By Mikkel Becker, CPDT-KA, CDBC, CTC. KPA Graduate
The Fourth of July is an exciting time of year, but it can also be a stressful one for your dog. Here are five tips to making sure your dog is prepped and ready for the big day!
1. During the Fourth of July and days leading up to it, fearful dogs are likely to do better with indoor activities—like training games or food puzzles—instead of walks. You never know when fireworks might go off nearby. If walking, keep dogs secured on a fixed length leash and harness or a limited slip martingale collar (potentially clipping the leash to both the harness and collar, or using two leashes), that way they can’t back out of if startled. Supervise all outside activities, including bathroom breaks in the yard, which in some cases are best done on leash for sensitive dogs who may panic. Carefully watch the door or keep the dog on leash while supervised or in a secure area if people are going in and out of the home. Keep ID tags on.
2. Use classical music or music formulated for pets to drown out excess noise. In addition, use a white noise machine to further block noises, especially during lulls in music. Compression garments and the smell of lavender and chamomile also help! There is also a variety of sound blocking accessories available that your dog may benefit form as well.

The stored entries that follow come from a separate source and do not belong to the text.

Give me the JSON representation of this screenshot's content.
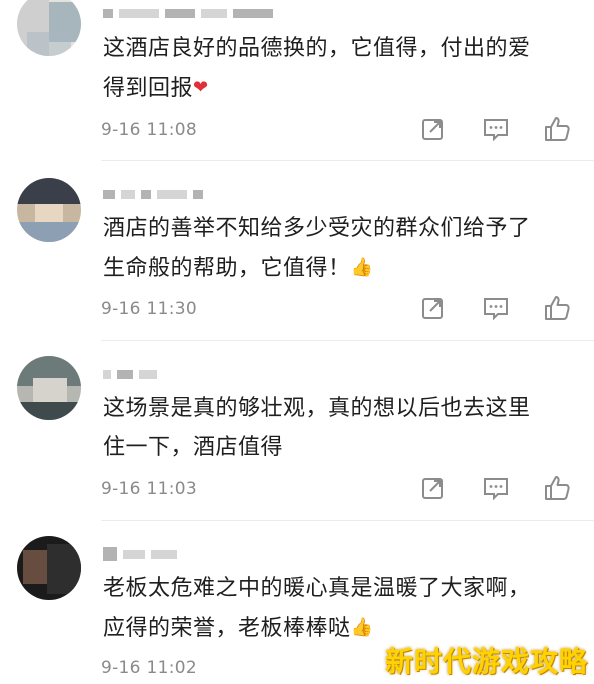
{
  "comments": [
    {
      "text_line1": "这酒店良好的品德换的，它值得，付出的爱",
      "text_line2": "得到回报",
      "emoji": "❤",
      "time": "9-16 11:08",
      "avatar_colors": [
        "#c9c9c9",
        "#e8e6e1",
        "#7f97a8"
      ]
    },
    {
      "text_line1": "酒店的善举不知给多少受灾的群众们给予了",
      "text_line2": "生命般的帮助，它值得！",
      "emoji": "👍",
      "time": "9-16 11:30",
      "avatar_colors": [
        "#3a3f49",
        "#c7b6a0",
        "#8c9fb3"
      ]
    },
    {
      "text_line1": "这场景是真的够壮观，真的想以后也去这里",
      "text_line2": "住一下，酒店值得",
      "emoji": "",
      "time": "9-16 11:03",
      "avatar_colors": [
        "#6d7a7a",
        "#b7b7b2",
        "#3f4a4c"
      ]
    },
    {
      "text_line1": "老板太危难之中的暖心真是温暖了大家啊，",
      "text_line2": "应得的荣誉，老板棒棒哒",
      "emoji": "👍",
      "time": "9-16 11:02",
      "avatar_colors": [
        "#1b1b1b",
        "#7a5a48",
        "#2e2e2e"
      ]
    }
  ],
  "icons": {
    "share": "share-icon",
    "reply": "reply-icon",
    "like": "thumbs-up-icon"
  },
  "watermark": "新时代游戏攻略"
}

3. Have tasty treats, chews and favorite toys on hand to employ when sounds start. Don’t wait for fear to progress, but start intervening at early stages by refocusing the dog on something else that they enjoy doing. Our family dog, Quixote, is settled out of his fear when we do a group howl with him. Hint: do what works! A quick game of chase after a stuffed toy on a rope, a game of ball or super tasty treats might do the trick. For some dogs, calming massage may help. Others do best if they have a safe space to bunker into to hide, like crate with the door open and blankets over the top or a closet or bathroom area.
4. Seek professional help if your dog has extreme fear issues with noise. A Fear Free Certified Professional near you may be a great resource. Working with a reward based trainer or veterinary behaviorist may also be needed to fully address your dog’s anxiety in the future. Sometimes medications or supplements along with training can help even the most fearful dogs regain peace.
5. Lastly, remember to keep calm yourself as dogs pick up on our own emotional state. Relaxation techniques like deep breathing can both soothe you and in turn help your pet relax.